BRIGHT, Senior Circuit Judge, concurring.


I concur because I believe that we are foreclosed from overruling Becton's sentence as an abuse of discretion by the district court. I add some additional comments.


Although Congress has imposed a "no parole" condition upon the sentences of defendants convicted of conducting a continuing criminal enterprise and has authorized severe sentences for that offense, twenty-five years is a very long prison sentence for any offender where there is hope for rehabilitation. The record in the proceedings for reduction of Becton's sentence indicates that responsible persons in the St. Louis community believe that Becton possesses many good qualities and that his rehabilitation is not out of the question. The district court apparently rejected those citizen comments out of hand, and, as is noted in the majority's opinion, gave no reasons for its adherence to the initial prison sentence though.

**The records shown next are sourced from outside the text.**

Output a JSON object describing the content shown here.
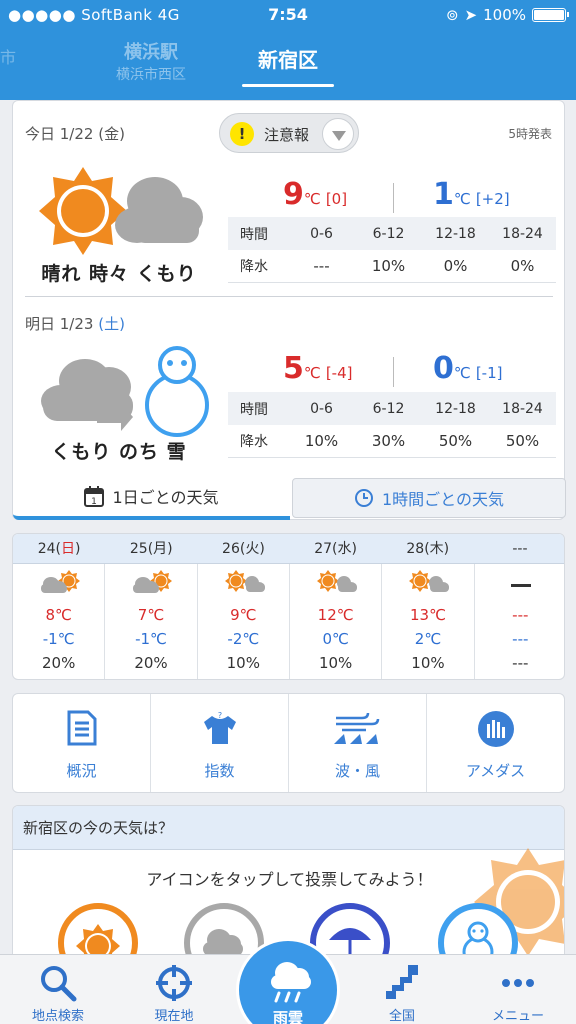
{
  "status_bar": {
    "carrier": "●●●●● SoftBank  4G",
    "time": "7:54",
    "battery": "100%"
  },
  "location_tabs": {
    "far_left": "市",
    "prev_name": "横浜駅",
    "prev_sub": "横浜市西区",
    "current": "新宿区"
  },
  "today": {
    "label_prefix": "今日 1/22 (",
    "weekday": "金",
    "label_suffix": ")",
    "warning": "注意報",
    "announce": "5時発表",
    "weather": "晴れ 時々 くもり",
    "high": "9",
    "high_diff": "[0]",
    "low": "1",
    "low_diff": "[+2]",
    "unit": "℃",
    "header_row": [
      "時間",
      "0-6",
      "6-12",
      "12-18",
      "18-24"
    ],
    "precip_label": "降水",
    "precip": [
      "---",
      "10%",
      "0%",
      "0%"
    ]
  },
  "tomorrow": {
    "label_prefix": "明日 1/23 ",
    "weekday": "(土)",
    "weather": "くもり のち 雪",
    "high": "5",
    "high_diff": "[-4]",
    "low": "0",
    "low_diff": "[-1]",
    "unit": "℃",
    "header_row": [
      "時間",
      "0-6",
      "6-12",
      "12-18",
      "18-24"
    ],
    "precip_label": "降水",
    "precip": [
      "10%",
      "30%",
      "50%",
      "50%"
    ]
  },
  "subtabs": {
    "daily": "1日ごとの天気",
    "hourly": "1時間ごとの天気",
    "cal_num": "1"
  },
  "weekly": [
    {
      "pre": "24(",
      "wd": "日",
      "post": ")",
      "sunday": true,
      "hi": "8℃",
      "lo": "-1℃",
      "pop": "20%",
      "icon": "cloud-sun-icon"
    },
    {
      "pre": "25(",
      "wd": "月",
      "post": ")",
      "sunday": false,
      "hi": "7℃",
      "lo": "-1℃",
      "pop": "20%",
      "icon": "cloud-sun-icon"
    },
    {
      "pre": "26(",
      "wd": "火",
      "post": ")",
      "sunday": false,
      "hi": "9℃",
      "lo": "-2℃",
      "pop": "10%",
      "icon": "sun-cloud-icon"
    },
    {
      "pre": "27(",
      "wd": "水",
      "post": ")",
      "sunday": false,
      "hi": "12℃",
      "lo": "0℃",
      "pop": "10%",
      "icon": "sun-cloud-icon"
    },
    {
      "pre": "28(",
      "wd": "木",
      "post": ")",
      "sunday": false,
      "hi": "13℃",
      "lo": "2℃",
      "pop": "10%",
      "icon": "sun-cloud-icon"
    },
    {
      "pre": "---",
      "wd": "",
      "post": "",
      "sunday": false,
      "hi": "---",
      "lo": "---",
      "pop": "---",
      "icon": "none"
    }
  ],
  "menu": {
    "overview": "概況",
    "index": "指数",
    "wave_wind": "波・風",
    "amedas": "アメダス"
  },
  "vote": {
    "title": "新宿区の今の天気は？",
    "message": "アイコンをタップして投票してみよう！"
  },
  "tabbar": {
    "search": "地点検索",
    "current": "現在地",
    "rain": "雨雲",
    "nation": "全国",
    "menu": "メニュー"
  },
  "colors": {
    "header": "#2f92dc",
    "high": "#d92b2b",
    "low": "#2e6fd2",
    "sun": "#f08a1f",
    "cloud": "#a8a8a8"
  }
}
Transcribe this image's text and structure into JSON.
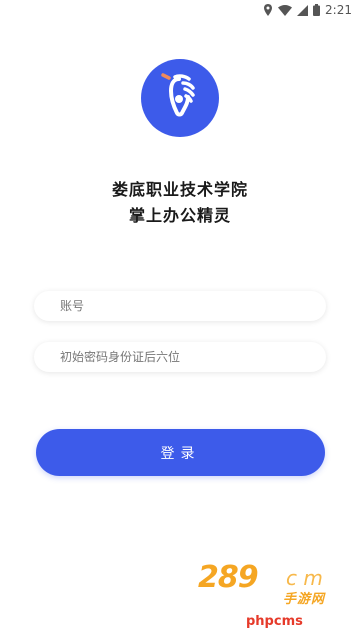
{
  "status_bar": {
    "time": "2:21",
    "icons": [
      "location-icon",
      "wifi-icon",
      "signal-icon",
      "battery-icon"
    ]
  },
  "app": {
    "logo_icon": "hand-logo-icon",
    "title_line1": "娄底职业技术学院",
    "title_line2": "掌上办公精灵"
  },
  "form": {
    "account_placeholder": "账号",
    "password_placeholder": "初始密码身份证后六位",
    "login_label": "登录"
  },
  "watermark": {
    "big": "289",
    "com": "c m",
    "cn": "手游网",
    "text": "phpcms"
  },
  "colors": {
    "primary": "#3d5bea",
    "background": "#ffffff"
  }
}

The reversal of one count of Becton's conviction formed a basis for some reduction of his sentence. It is fair to infer that conviction on this count was an important element in the imposition of the initial twenty-five year sentence in addition to the $50,000 fine, reduced by $10,000 when this court was reversed. I believe that the record discloses good reason for some sentence reduction as a matter of the district court's sound discretion. Although we do not reverse upon issuance of our mandate here, the district court might well review the record and reconsider whether Becton, now forty-two years of age, shall be a prisoner until the age of sixty-seven (less his entitlement, if any, to "good time" credit).